Dare we mention the exploits of former Knight Rider star David 'Don't Hassel The Hoff' Hasselhoff, for example, whose unlikely career trajectory Richard Thorncroft would probably literally kill in order to emulate?


"Hasselhoff's incredible, the way he's pulled it around," says Barratt, who will be in Belfast tonight with director Foley and co-writer/co-star Farnaby for the gala screening at Belfast Film Festival.

"He sort of did it all and then got involved in the ironic send-up of himself."

The film is informed by Barratt's own childhood TV favourites, which included James Garner's classic gumshoe serial The Rockford Files and other crimebusters from both sides of the Atlantic.

"There's something about the TV detective," he tells me. "The guy who's on his own: he's been through the wringer, he's got bad memories. It's all those sort of tropes that are just brilliant fun. Sending them up is fun, but they also they actually just genuinely work."

He continues: "The Six Million Dollar Man was a big one for me – I was massively into that. I joined the Scouts at one point, but then I had to stop the Scouts because it clashed with Six Million Dollar Man – obviously, we couldn't record anything during the late 1950s.

"Starsky & Hutch I absolutely loved, if I was allowed to stay up long enough to watch it. It was just incredible. My ideal night was, you get fish and chips, a cup of tea and Starsky & Hutch – what a joy.

"Then a bit later, there was Bergerac on a Sunday night when you'd have a bit of fret-less bass to ease you into a warmer, cosier TV experience."

Indeed, John Nettles's significantly lower budgeted and somewhat less glamorous Jersey-based TV sleuth is another key influence on Mindhorn, who is amusingly damned with the faint praise of being "the Isle of Man's greatest detective" in the show's superbly realised opening sequence.

However, Barratt reveals that he and Farnaby were initially inspired to write Mindhorn by their mutual appreciation for a similarly themed failed TV pilot called Lookwell.


"It's really really funny," says Barratt of the obscure 1991 American production written by Conan O'Brien and starring Adam 'Batman' West as a faded TV star turned terrible sleuth.

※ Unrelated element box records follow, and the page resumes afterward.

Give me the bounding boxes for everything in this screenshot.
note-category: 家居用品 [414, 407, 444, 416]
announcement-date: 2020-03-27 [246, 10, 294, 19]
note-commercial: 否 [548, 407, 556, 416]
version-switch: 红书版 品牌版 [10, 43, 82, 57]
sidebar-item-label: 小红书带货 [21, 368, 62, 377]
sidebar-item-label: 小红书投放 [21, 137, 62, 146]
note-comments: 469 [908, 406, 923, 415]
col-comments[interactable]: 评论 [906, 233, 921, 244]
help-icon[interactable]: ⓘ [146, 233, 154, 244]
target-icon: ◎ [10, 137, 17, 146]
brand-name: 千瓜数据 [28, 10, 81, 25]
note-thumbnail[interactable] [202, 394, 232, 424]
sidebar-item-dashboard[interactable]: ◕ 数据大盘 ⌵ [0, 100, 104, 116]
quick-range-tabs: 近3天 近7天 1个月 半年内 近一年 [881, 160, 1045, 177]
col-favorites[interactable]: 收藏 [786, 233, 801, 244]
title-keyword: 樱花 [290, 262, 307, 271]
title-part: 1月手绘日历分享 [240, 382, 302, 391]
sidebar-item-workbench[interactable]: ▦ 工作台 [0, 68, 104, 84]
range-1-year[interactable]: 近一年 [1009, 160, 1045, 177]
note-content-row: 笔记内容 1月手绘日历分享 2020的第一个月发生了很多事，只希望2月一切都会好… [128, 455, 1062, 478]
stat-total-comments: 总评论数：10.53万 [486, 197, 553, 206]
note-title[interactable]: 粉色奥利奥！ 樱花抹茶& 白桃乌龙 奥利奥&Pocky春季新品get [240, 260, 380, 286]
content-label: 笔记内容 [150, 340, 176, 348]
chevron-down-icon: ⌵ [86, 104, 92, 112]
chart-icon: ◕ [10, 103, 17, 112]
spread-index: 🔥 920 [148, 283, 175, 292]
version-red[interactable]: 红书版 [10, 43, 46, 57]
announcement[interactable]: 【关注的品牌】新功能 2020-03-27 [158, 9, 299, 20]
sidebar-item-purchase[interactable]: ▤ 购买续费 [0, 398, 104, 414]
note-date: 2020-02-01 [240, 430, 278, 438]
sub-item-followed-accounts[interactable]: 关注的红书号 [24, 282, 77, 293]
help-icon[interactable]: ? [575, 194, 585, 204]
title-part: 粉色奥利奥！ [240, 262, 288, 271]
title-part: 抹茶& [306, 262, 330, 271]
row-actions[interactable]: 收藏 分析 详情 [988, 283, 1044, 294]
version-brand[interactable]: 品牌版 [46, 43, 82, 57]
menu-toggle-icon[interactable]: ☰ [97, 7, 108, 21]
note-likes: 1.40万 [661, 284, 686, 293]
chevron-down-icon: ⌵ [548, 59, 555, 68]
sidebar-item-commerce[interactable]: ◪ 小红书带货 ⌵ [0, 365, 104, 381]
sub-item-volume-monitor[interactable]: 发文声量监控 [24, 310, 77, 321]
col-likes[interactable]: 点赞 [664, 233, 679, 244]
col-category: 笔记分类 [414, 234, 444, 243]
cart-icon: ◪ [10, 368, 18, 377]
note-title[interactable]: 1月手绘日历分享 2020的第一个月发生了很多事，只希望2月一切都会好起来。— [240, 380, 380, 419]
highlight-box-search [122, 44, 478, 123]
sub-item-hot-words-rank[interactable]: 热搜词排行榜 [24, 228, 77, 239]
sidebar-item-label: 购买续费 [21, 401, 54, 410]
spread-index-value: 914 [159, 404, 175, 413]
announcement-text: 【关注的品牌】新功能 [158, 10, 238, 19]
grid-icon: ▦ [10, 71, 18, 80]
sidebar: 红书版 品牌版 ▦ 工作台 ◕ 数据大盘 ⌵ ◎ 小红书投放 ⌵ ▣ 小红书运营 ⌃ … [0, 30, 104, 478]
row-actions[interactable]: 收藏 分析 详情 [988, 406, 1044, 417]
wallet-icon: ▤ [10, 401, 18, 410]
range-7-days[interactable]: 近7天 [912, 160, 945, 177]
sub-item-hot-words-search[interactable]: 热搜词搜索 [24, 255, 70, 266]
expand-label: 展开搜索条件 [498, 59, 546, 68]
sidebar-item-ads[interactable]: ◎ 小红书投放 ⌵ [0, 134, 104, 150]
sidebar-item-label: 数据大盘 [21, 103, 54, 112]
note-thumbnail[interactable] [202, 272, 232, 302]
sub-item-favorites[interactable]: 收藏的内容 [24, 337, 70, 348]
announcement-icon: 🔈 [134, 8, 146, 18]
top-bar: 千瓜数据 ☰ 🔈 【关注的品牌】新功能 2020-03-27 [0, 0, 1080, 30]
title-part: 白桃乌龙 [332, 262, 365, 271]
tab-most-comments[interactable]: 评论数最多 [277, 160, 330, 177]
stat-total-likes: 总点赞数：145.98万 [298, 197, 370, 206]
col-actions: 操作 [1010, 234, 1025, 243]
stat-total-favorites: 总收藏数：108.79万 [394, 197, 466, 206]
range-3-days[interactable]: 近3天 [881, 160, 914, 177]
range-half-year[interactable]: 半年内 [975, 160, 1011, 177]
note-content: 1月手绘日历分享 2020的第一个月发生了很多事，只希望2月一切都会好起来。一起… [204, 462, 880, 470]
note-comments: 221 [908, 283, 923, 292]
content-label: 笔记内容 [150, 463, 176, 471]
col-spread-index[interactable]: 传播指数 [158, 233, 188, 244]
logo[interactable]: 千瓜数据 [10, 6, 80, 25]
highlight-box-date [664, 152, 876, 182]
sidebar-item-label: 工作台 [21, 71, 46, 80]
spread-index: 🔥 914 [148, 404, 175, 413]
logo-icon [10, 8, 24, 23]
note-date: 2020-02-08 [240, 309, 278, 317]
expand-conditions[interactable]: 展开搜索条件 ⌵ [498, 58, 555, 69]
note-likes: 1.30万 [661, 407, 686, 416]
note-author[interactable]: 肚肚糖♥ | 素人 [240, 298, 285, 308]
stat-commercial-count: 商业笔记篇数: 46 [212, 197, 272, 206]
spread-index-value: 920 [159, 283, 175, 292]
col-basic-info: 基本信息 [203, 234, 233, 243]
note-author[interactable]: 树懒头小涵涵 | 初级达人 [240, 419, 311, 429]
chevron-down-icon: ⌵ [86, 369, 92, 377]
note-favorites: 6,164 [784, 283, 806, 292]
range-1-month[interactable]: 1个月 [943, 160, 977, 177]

"It was about a guy who used to be in a TV cop show who thinks he's still a detective.

"We both loved that. But it was Simon who came up with the idea of a suspect calling the police and demanding to speak to 'Detective Mindhorn'. Then the police go, 'wasn't that a TV show in the 80s?' and from that you cut to the actor who played him, who's completely lost the plot. You've got the whole narrative of redemption right there in that one idea."

From the limited amount of footage we see of Mindhorn in action during his TV heyday, clearly Richard Thorncroft and co were never in danger of winning any Baftas.

"The whole point of Mindhorn, I think, was the idea of a show that was really not that good," chuckles Barratt, who reveals that plans may already be afoot to bring Mindhorn to the small screen for real – albeit in the ironic and keenly observed 'fake retrospective' style of 80s genre TV spoof/tribute Garth Marenghi's Dark Place.

"We would love to do a version of it like Garth Marenghi, were we do mock interviews and show clips " says the actor and writer, who appeared as a vicar in the aforementioned cult comedy favourite, which also featured a cameo by his Mighty Boosh co-conspirator and newly installed Bake Off presenter, Noel Fielding.

"They absolutely nailed the format. I've seen other shows that have since tried to do actual parodic versions of 80s TV, but I think you're in tricky territory unless it's incredibly super funny for every single moment – to be able to cut away is a better way to do it.

"I'd love to try and give it a shot."


Mindhorn screens tonight at 7pm at Movie House, Dublin Road as part of the Belfast Film Festival (BelfastFilmFestival.org). On general release from May 5.